L’approche d’Alain Devaquet, est, elle, bien évidemment plus modérée : donner plus d’autonomie aux universités et laisser ces dernières choisir leurs étudiants. Le mot sélection est soigneusement évité et surtout le rôle du baccalauréat pour accéder aux études universitaires est réaffirmé.

Cependant les lois de 1968 et 1984 restent abrogées et ce n’est pas trahir un secret que de dire que durant toute cette période, Alain Devaquet a dû composer difficilement avec les extrêmes de l’UNI regroupés autour du recteur Durand. C’est peu dire qu’il en gardera une profonde amertume.

La mobilisation contre le projet de loi

Mais à la rentrée d’octobre, la mobilisation s’organise de façon très professionnelle autour des syndicats étudiants très politisés, sur des bases idéologiques qui aujourd’hui sembleraient dépassées.
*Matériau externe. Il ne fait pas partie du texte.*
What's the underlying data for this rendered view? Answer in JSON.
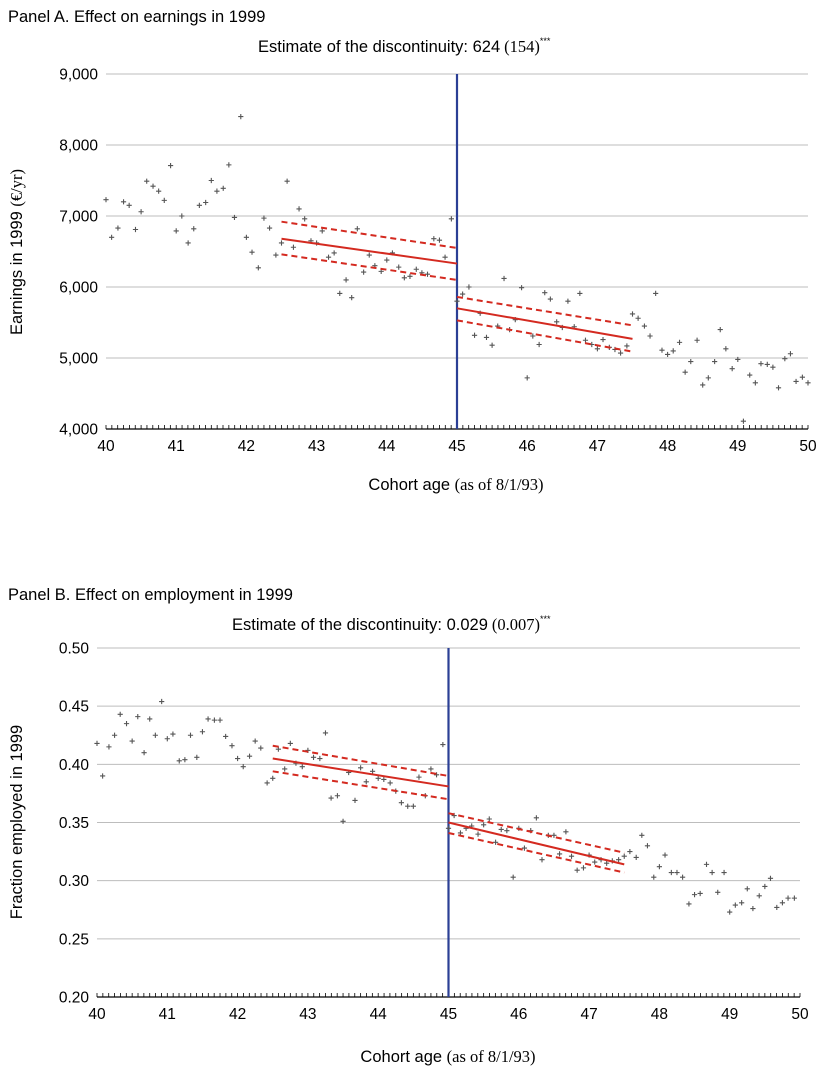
{
  "chart_data": [
    {
      "type": "scatter",
      "panel_title": "Panel A. Effect on earnings in 1999",
      "estimate_label": "Estimate of the discontinuity: ",
      "estimate_value": "624",
      "estimate_se": "(154)",
      "estimate_stars": "***",
      "xlabel_main": "Cohort age ",
      "xlabel_paren": "(as of 8/1/93)",
      "ylabel_main": "Earnings in  1999 ",
      "ylabel_paren": "(€/yr)",
      "xlim": [
        40,
        50
      ],
      "ylim": [
        4000,
        9000
      ],
      "xticks": [
        40,
        41,
        42,
        43,
        44,
        45,
        46,
        47,
        48,
        49,
        50
      ],
      "yticks": [
        4000,
        5000,
        6000,
        7000,
        8000,
        9000
      ],
      "ytick_labels": [
        "4,000",
        "5,000",
        "6,000",
        "7,000",
        "8,000",
        "9,000"
      ],
      "grid": true,
      "cutoff_x": 45,
      "colors": {
        "points": "#555555",
        "fit": "#d42a20",
        "cutoff": "#2b3f95",
        "grid": "#bdbdbd"
      },
      "fit_left": {
        "x": [
          42.5,
          45
        ],
        "y": [
          6680,
          6330
        ],
        "ci_upper": [
          6920,
          6550
        ],
        "ci_lower": [
          6460,
          6100
        ]
      },
      "fit_right": {
        "x": [
          45,
          47.5
        ],
        "y": [
          5700,
          5270
        ],
        "ci_upper": [
          5860,
          5460
        ],
        "ci_lower": [
          5530,
          5090
        ]
      },
      "points": [
        [
          40.0,
          7230
        ],
        [
          40.08,
          6700
        ],
        [
          40.17,
          6830
        ],
        [
          40.25,
          7200
        ],
        [
          40.33,
          7150
        ],
        [
          40.42,
          6810
        ],
        [
          40.5,
          7060
        ],
        [
          40.58,
          7490
        ],
        [
          40.67,
          7420
        ],
        [
          40.75,
          7350
        ],
        [
          40.83,
          7220
        ],
        [
          40.92,
          7710
        ],
        [
          41.0,
          6790
        ],
        [
          41.08,
          7000
        ],
        [
          41.17,
          6620
        ],
        [
          41.25,
          6820
        ],
        [
          41.33,
          7150
        ],
        [
          41.42,
          7190
        ],
        [
          41.5,
          7500
        ],
        [
          41.58,
          7350
        ],
        [
          41.67,
          7390
        ],
        [
          41.75,
          7720
        ],
        [
          41.83,
          6980
        ],
        [
          41.92,
          8400
        ],
        [
          42.0,
          6700
        ],
        [
          42.08,
          6490
        ],
        [
          42.17,
          6270
        ],
        [
          42.25,
          6970
        ],
        [
          42.33,
          6830
        ],
        [
          42.42,
          6450
        ],
        [
          42.5,
          6620
        ],
        [
          42.58,
          7490
        ],
        [
          42.67,
          6560
        ],
        [
          42.75,
          7100
        ],
        [
          42.83,
          6960
        ],
        [
          42.92,
          6650
        ],
        [
          43.0,
          6620
        ],
        [
          43.08,
          6790
        ],
        [
          43.17,
          6420
        ],
        [
          43.25,
          6480
        ],
        [
          43.33,
          5910
        ],
        [
          43.42,
          6100
        ],
        [
          43.5,
          5850
        ],
        [
          43.58,
          6820
        ],
        [
          43.67,
          6210
        ],
        [
          43.75,
          6450
        ],
        [
          43.83,
          6300
        ],
        [
          43.92,
          6220
        ],
        [
          44.0,
          6380
        ],
        [
          44.08,
          6480
        ],
        [
          44.17,
          6280
        ],
        [
          44.25,
          6130
        ],
        [
          44.33,
          6150
        ],
        [
          44.42,
          6250
        ],
        [
          44.5,
          6200
        ],
        [
          44.58,
          6180
        ],
        [
          44.67,
          6680
        ],
        [
          44.75,
          6660
        ],
        [
          44.83,
          6420
        ],
        [
          44.92,
          6960
        ],
        [
          45.0,
          5800
        ],
        [
          45.08,
          5900
        ],
        [
          45.17,
          6000
        ],
        [
          45.25,
          5320
        ],
        [
          45.33,
          5630
        ],
        [
          45.42,
          5290
        ],
        [
          45.5,
          5180
        ],
        [
          45.58,
          5450
        ],
        [
          45.67,
          6120
        ],
        [
          45.75,
          5400
        ],
        [
          45.83,
          5540
        ],
        [
          45.92,
          5990
        ],
        [
          46.0,
          4720
        ],
        [
          46.08,
          5310
        ],
        [
          46.17,
          5190
        ],
        [
          46.25,
          5920
        ],
        [
          46.33,
          5830
        ],
        [
          46.42,
          5510
        ],
        [
          46.5,
          5430
        ],
        [
          46.58,
          5800
        ],
        [
          46.67,
          5440
        ],
        [
          46.75,
          5910
        ],
        [
          46.83,
          5250
        ],
        [
          46.92,
          5190
        ],
        [
          47.0,
          5130
        ],
        [
          47.08,
          5260
        ],
        [
          47.17,
          5150
        ],
        [
          47.25,
          5120
        ],
        [
          47.33,
          5070
        ],
        [
          47.42,
          5170
        ],
        [
          47.5,
          5620
        ],
        [
          47.58,
          5560
        ],
        [
          47.67,
          5450
        ],
        [
          47.75,
          5310
        ],
        [
          47.83,
          5910
        ],
        [
          47.92,
          5110
        ],
        [
          48.0,
          5050
        ],
        [
          48.08,
          5100
        ],
        [
          48.17,
          5220
        ],
        [
          48.25,
          4800
        ],
        [
          48.33,
          4950
        ],
        [
          48.42,
          5250
        ],
        [
          48.5,
          4620
        ],
        [
          48.58,
          4720
        ],
        [
          48.67,
          4950
        ],
        [
          48.75,
          5400
        ],
        [
          48.83,
          5130
        ],
        [
          48.92,
          4850
        ],
        [
          49.0,
          4980
        ],
        [
          49.08,
          4110
        ],
        [
          49.17,
          4760
        ],
        [
          49.25,
          4650
        ],
        [
          49.33,
          4920
        ],
        [
          49.42,
          4910
        ],
        [
          49.5,
          4870
        ],
        [
          49.58,
          4580
        ],
        [
          49.67,
          4990
        ],
        [
          49.75,
          5060
        ],
        [
          49.83,
          4670
        ],
        [
          49.92,
          4730
        ],
        [
          50.0,
          4650
        ]
      ]
    },
    {
      "type": "scatter",
      "panel_title": "Panel B. Effect on employment in 1999",
      "estimate_label": "Estimate of the discontinuity: ",
      "estimate_value": "0.029",
      "estimate_se": "(0.007)",
      "estimate_stars": "***",
      "xlabel_main": "Cohort age ",
      "xlabel_paren": "(as of 8/1/93)",
      "ylabel_main": "Fraction employed in 1999",
      "ylabel_paren": "",
      "xlim": [
        40,
        50
      ],
      "ylim": [
        0.2,
        0.5
      ],
      "xticks": [
        40,
        41,
        42,
        43,
        44,
        45,
        46,
        47,
        48,
        49,
        50
      ],
      "yticks": [
        0.2,
        0.25,
        0.3,
        0.35,
        0.4,
        0.45,
        0.5
      ],
      "ytick_labels": [
        "0.20",
        "0.25",
        "0.30",
        "0.35",
        "0.40",
        "0.45",
        "0.50"
      ],
      "grid": true,
      "cutoff_x": 45,
      "colors": {
        "points": "#555555",
        "fit": "#d42a20",
        "cutoff": "#2b3f95",
        "grid": "#bdbdbd"
      },
      "fit_left": {
        "x": [
          42.5,
          45
        ],
        "y": [
          0.405,
          0.381
        ],
        "ci_upper": [
          0.416,
          0.39
        ],
        "ci_lower": [
          0.394,
          0.37
        ]
      },
      "fit_right": {
        "x": [
          45,
          47.5
        ],
        "y": [
          0.35,
          0.314
        ],
        "ci_upper": [
          0.358,
          0.324
        ],
        "ci_lower": [
          0.341,
          0.307
        ]
      },
      "points": [
        [
          40.0,
          0.418
        ],
        [
          40.08,
          0.39
        ],
        [
          40.17,
          0.415
        ],
        [
          40.25,
          0.425
        ],
        [
          40.33,
          0.443
        ],
        [
          40.42,
          0.435
        ],
        [
          40.5,
          0.42
        ],
        [
          40.58,
          0.441
        ],
        [
          40.67,
          0.41
        ],
        [
          40.75,
          0.439
        ],
        [
          40.83,
          0.425
        ],
        [
          40.92,
          0.454
        ],
        [
          41.0,
          0.422
        ],
        [
          41.08,
          0.426
        ],
        [
          41.17,
          0.403
        ],
        [
          41.25,
          0.404
        ],
        [
          41.33,
          0.425
        ],
        [
          41.42,
          0.406
        ],
        [
          41.5,
          0.428
        ],
        [
          41.58,
          0.439
        ],
        [
          41.67,
          0.438
        ],
        [
          41.75,
          0.438
        ],
        [
          41.83,
          0.424
        ],
        [
          41.92,
          0.416
        ],
        [
          42.0,
          0.405
        ],
        [
          42.08,
          0.398
        ],
        [
          42.17,
          0.407
        ],
        [
          42.25,
          0.42
        ],
        [
          42.33,
          0.414
        ],
        [
          42.42,
          0.384
        ],
        [
          42.5,
          0.388
        ],
        [
          42.58,
          0.413
        ],
        [
          42.67,
          0.396
        ],
        [
          42.75,
          0.418
        ],
        [
          42.83,
          0.401
        ],
        [
          42.92,
          0.398
        ],
        [
          43.0,
          0.412
        ],
        [
          43.08,
          0.406
        ],
        [
          43.17,
          0.405
        ],
        [
          43.25,
          0.427
        ],
        [
          43.33,
          0.371
        ],
        [
          43.42,
          0.373
        ],
        [
          43.5,
          0.351
        ],
        [
          43.58,
          0.393
        ],
        [
          43.67,
          0.369
        ],
        [
          43.75,
          0.397
        ],
        [
          43.83,
          0.385
        ],
        [
          43.92,
          0.394
        ],
        [
          44.0,
          0.388
        ],
        [
          44.08,
          0.387
        ],
        [
          44.17,
          0.384
        ],
        [
          44.25,
          0.377
        ],
        [
          44.33,
          0.367
        ],
        [
          44.42,
          0.364
        ],
        [
          44.5,
          0.364
        ],
        [
          44.58,
          0.389
        ],
        [
          44.67,
          0.373
        ],
        [
          44.75,
          0.396
        ],
        [
          44.83,
          0.391
        ],
        [
          44.92,
          0.417
        ],
        [
          45.0,
          0.345
        ],
        [
          45.08,
          0.356
        ],
        [
          45.17,
          0.341
        ],
        [
          45.25,
          0.345
        ],
        [
          45.33,
          0.347
        ],
        [
          45.42,
          0.34
        ],
        [
          45.5,
          0.348
        ],
        [
          45.58,
          0.353
        ],
        [
          45.67,
          0.333
        ],
        [
          45.75,
          0.344
        ],
        [
          45.83,
          0.343
        ],
        [
          45.92,
          0.303
        ],
        [
          46.0,
          0.345
        ],
        [
          46.08,
          0.328
        ],
        [
          46.17,
          0.343
        ],
        [
          46.25,
          0.354
        ],
        [
          46.33,
          0.318
        ],
        [
          46.42,
          0.339
        ],
        [
          46.5,
          0.339
        ],
        [
          46.58,
          0.323
        ],
        [
          46.67,
          0.342
        ],
        [
          46.75,
          0.321
        ],
        [
          46.83,
          0.309
        ],
        [
          46.92,
          0.311
        ],
        [
          47.0,
          0.322
        ],
        [
          47.08,
          0.316
        ],
        [
          47.17,
          0.318
        ],
        [
          47.25,
          0.315
        ],
        [
          47.33,
          0.317
        ],
        [
          47.42,
          0.318
        ],
        [
          47.5,
          0.321
        ],
        [
          47.58,
          0.325
        ],
        [
          47.67,
          0.32
        ],
        [
          47.75,
          0.339
        ],
        [
          47.83,
          0.33
        ],
        [
          47.92,
          0.303
        ],
        [
          48.0,
          0.312
        ],
        [
          48.08,
          0.322
        ],
        [
          48.17,
          0.307
        ],
        [
          48.25,
          0.307
        ],
        [
          48.33,
          0.303
        ],
        [
          48.42,
          0.28
        ],
        [
          48.5,
          0.288
        ],
        [
          48.58,
          0.289
        ],
        [
          48.67,
          0.314
        ],
        [
          48.75,
          0.307
        ],
        [
          48.83,
          0.29
        ],
        [
          48.92,
          0.307
        ],
        [
          49.0,
          0.273
        ],
        [
          49.08,
          0.279
        ],
        [
          49.17,
          0.281
        ],
        [
          49.25,
          0.293
        ],
        [
          49.33,
          0.276
        ],
        [
          49.42,
          0.287
        ],
        [
          49.5,
          0.295
        ],
        [
          49.58,
          0.302
        ],
        [
          49.67,
          0.277
        ],
        [
          49.75,
          0.281
        ],
        [
          49.83,
          0.285
        ],
        [
          49.92,
          0.285
        ]
      ]
    }
  ]
}
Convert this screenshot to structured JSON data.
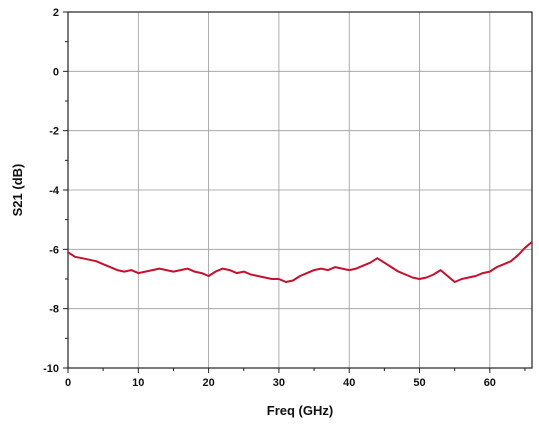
{
  "chart_data": {
    "type": "line",
    "title": "",
    "xlabel": "Freq  (GHz)",
    "ylabel": "S21  (dB)",
    "xlim": [
      0,
      66
    ],
    "ylim": [
      -10,
      2
    ],
    "xticks": [
      0,
      10,
      20,
      30,
      40,
      50,
      60
    ],
    "yticks": [
      -10,
      -8,
      -6,
      -4,
      -2,
      0,
      2
    ],
    "grid": true,
    "line_color": "#c8102e",
    "series": [
      {
        "x": [
          0,
          1,
          2,
          3,
          4,
          5,
          6,
          7,
          8,
          9,
          10,
          11,
          12,
          13,
          14,
          15,
          16,
          17,
          18,
          19,
          20,
          21,
          22,
          23,
          24,
          25,
          26,
          27,
          28,
          29,
          30,
          31,
          32,
          33,
          34,
          35,
          36,
          37,
          38,
          39,
          40,
          41,
          42,
          43,
          44,
          45,
          46,
          47,
          48,
          49,
          50,
          51,
          52,
          53,
          54,
          55,
          56,
          57,
          58,
          59,
          60,
          61,
          62,
          63,
          64,
          65,
          66
        ],
        "values": [
          -6.1,
          -6.25,
          -6.3,
          -6.35,
          -6.4,
          -6.5,
          -6.6,
          -6.7,
          -6.75,
          -6.7,
          -6.8,
          -6.75,
          -6.7,
          -6.65,
          -6.7,
          -6.75,
          -6.7,
          -6.65,
          -6.75,
          -6.8,
          -6.9,
          -6.75,
          -6.65,
          -6.7,
          -6.8,
          -6.75,
          -6.85,
          -6.9,
          -6.95,
          -7.0,
          -7.0,
          -7.1,
          -7.05,
          -6.9,
          -6.8,
          -6.7,
          -6.65,
          -6.7,
          -6.6,
          -6.65,
          -6.7,
          -6.65,
          -6.55,
          -6.45,
          -6.3,
          -6.45,
          -6.6,
          -6.75,
          -6.85,
          -6.95,
          -7.0,
          -6.95,
          -6.85,
          -6.7,
          -6.9,
          -7.1,
          -7.0,
          -6.95,
          -6.9,
          -6.8,
          -6.75,
          -6.6,
          -6.5,
          -6.4,
          -6.2,
          -5.95,
          -5.75
        ]
      }
    ]
  }
}
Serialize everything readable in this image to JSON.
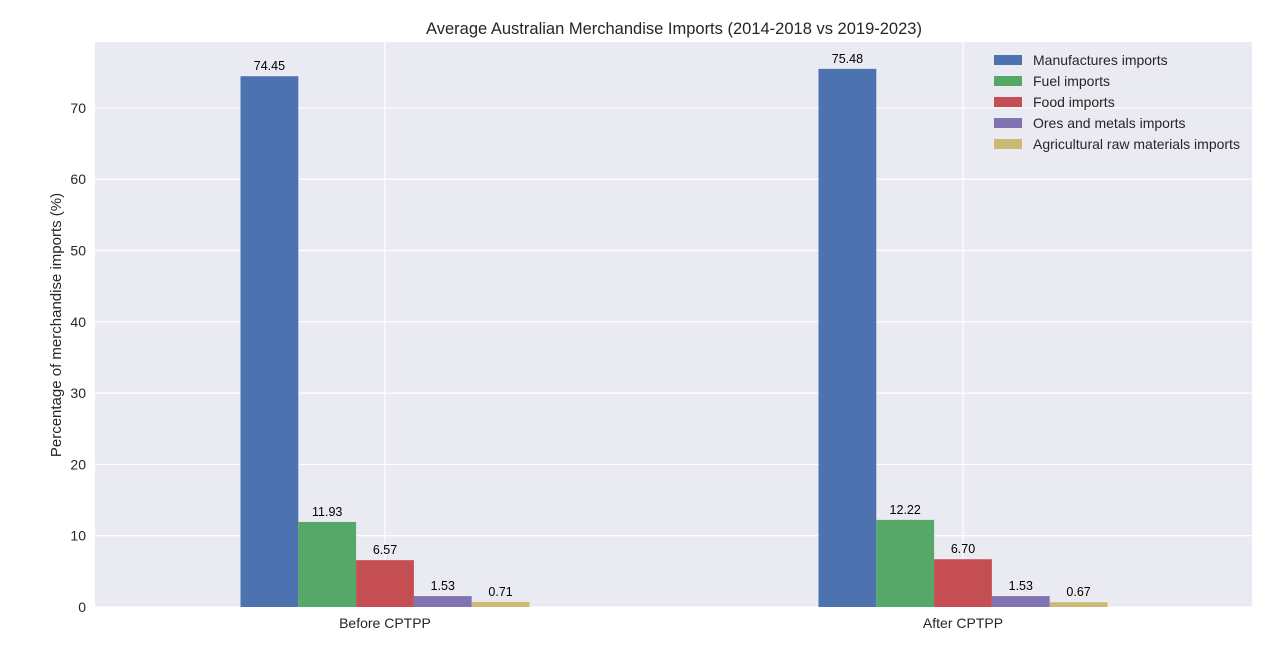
{
  "chart_data": {
    "type": "bar",
    "title": "Average Australian Merchandise Imports (2014-2018 vs 2019-2023)",
    "xlabel": "",
    "ylabel": "Percentage of merchandise imports (%)",
    "categories": [
      "Before CPTPP",
      "After CPTPP"
    ],
    "series": [
      {
        "name": "Manufactures imports",
        "values": [
          74.45,
          75.48
        ],
        "labels": [
          "74.45",
          "75.48"
        ],
        "color": "#4c72b0"
      },
      {
        "name": "Fuel imports",
        "values": [
          11.93,
          12.22
        ],
        "labels": [
          "11.93",
          "12.22"
        ],
        "color": "#55a868"
      },
      {
        "name": "Food imports",
        "values": [
          6.57,
          6.7
        ],
        "labels": [
          "6.57",
          "6.70"
        ],
        "color": "#c44e52"
      },
      {
        "name": "Ores and metals imports",
        "values": [
          1.53,
          1.53
        ],
        "labels": [
          "1.53",
          "1.53"
        ],
        "color": "#8172b2"
      },
      {
        "name": "Agricultural raw materials imports",
        "values": [
          0.71,
          0.67
        ],
        "labels": [
          "0.71",
          "0.67"
        ],
        "color": "#ccb974"
      }
    ],
    "ylim": [
      0,
      79.25
    ],
    "yticks": [
      0,
      10,
      20,
      30,
      40,
      50,
      60,
      70
    ],
    "grid": true,
    "legend_position": "top-right",
    "background_color": "#eaeaf2",
    "grid_color": "#ffffff"
  }
}
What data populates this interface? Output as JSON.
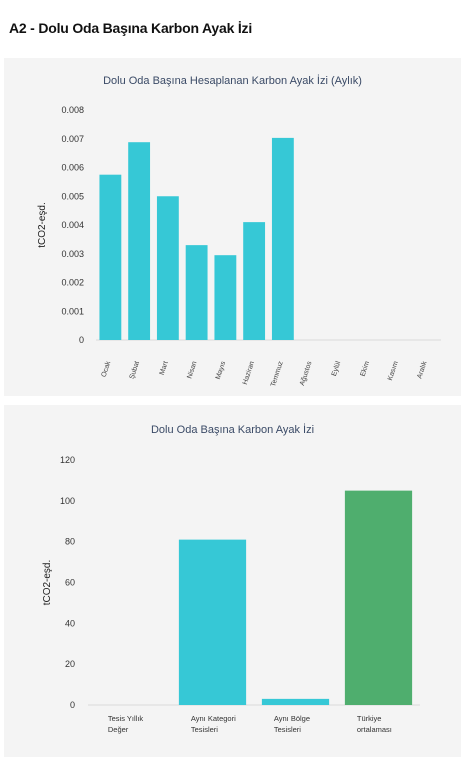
{
  "page": {
    "title": "A2 - Dolu Oda Başına Karbon Ayak İzi"
  },
  "chart_data": [
    {
      "type": "bar",
      "title": "Dolu Oda Başına Hesaplanan Karbon Ayak İzi (Aylık)",
      "ylabel": "tCO2-eşd.",
      "categories": [
        "Ocak",
        "Şubat",
        "Mart",
        "Nisan",
        "Mayıs",
        "Haziran",
        "Temmuz",
        "Ağustos",
        "Eylül",
        "Ekim",
        "Kasım",
        "Aralık"
      ],
      "values": [
        0.00575,
        0.00688,
        0.005,
        0.0033,
        0.00295,
        0.0041,
        0.00703,
        null,
        null,
        null,
        null,
        null
      ],
      "ylim": [
        0,
        0.008
      ],
      "yticks": [
        "0",
        "0.001",
        "0.002",
        "0.003",
        "0.004",
        "0.005",
        "0.006",
        "0.007",
        "0.008"
      ],
      "colors": [
        "#36c8d6"
      ],
      "grid": false
    },
    {
      "type": "bar",
      "title": "Dolu Oda Başına Karbon Ayak İzi",
      "ylabel": "tCO2-eşd.",
      "categories": [
        [
          "Tesis Yıllık",
          "Değer"
        ],
        [
          "Aynı Kategori",
          "Tesisleri"
        ],
        [
          "Aynı Bölge",
          "Tesisleri"
        ],
        [
          "Türkiye",
          "ortalaması"
        ]
      ],
      "values": [
        0,
        81,
        3,
        105
      ],
      "ylim": [
        0,
        120
      ],
      "yticks": [
        "0",
        "20",
        "40",
        "60",
        "80",
        "100",
        "120"
      ],
      "colors": [
        "#36c8d6",
        "#36c8d6",
        "#36c8d6",
        "#4fae6e"
      ],
      "grid": false
    }
  ]
}
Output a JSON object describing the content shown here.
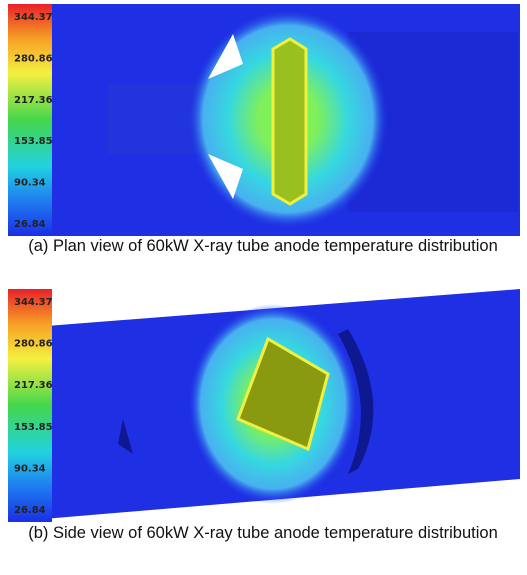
{
  "panels": [
    {
      "scale_labels": [
        "344.37",
        "280.86",
        "217.36",
        "153.85",
        "90.34",
        "26.84"
      ],
      "caption": "(a) Plan view of 60kW X-ray tube anode temperature distribution"
    },
    {
      "scale_labels": [
        "344.37",
        "280.86",
        "217.36",
        "153.85",
        "90.34",
        "26.84"
      ],
      "caption": "(b) Side view of 60kW X-ray tube anode temperature distribution"
    }
  ]
}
C’est l’Unef ID, largement influencée par les courants trotskystes, notamment par le courant lambertiste, qui est principalement  à la manœuvre. Le principal moteur de la révolte est l’utilisation du mot sélection, qui pourtant ne figure nulle part dans le texte, mais qui est largement utilisé par des orateurs très éloquents, d’abord à Dijon et Villetaneuse puis sur l’ensemble du territoire.

Le deuxième moteur est un sentiment généralisé dans le milieu étudiant qu’il fallait prendre une revanche sur le gouvernement Chirac qui avait mis fin à un gouvernement d’union de la gauche.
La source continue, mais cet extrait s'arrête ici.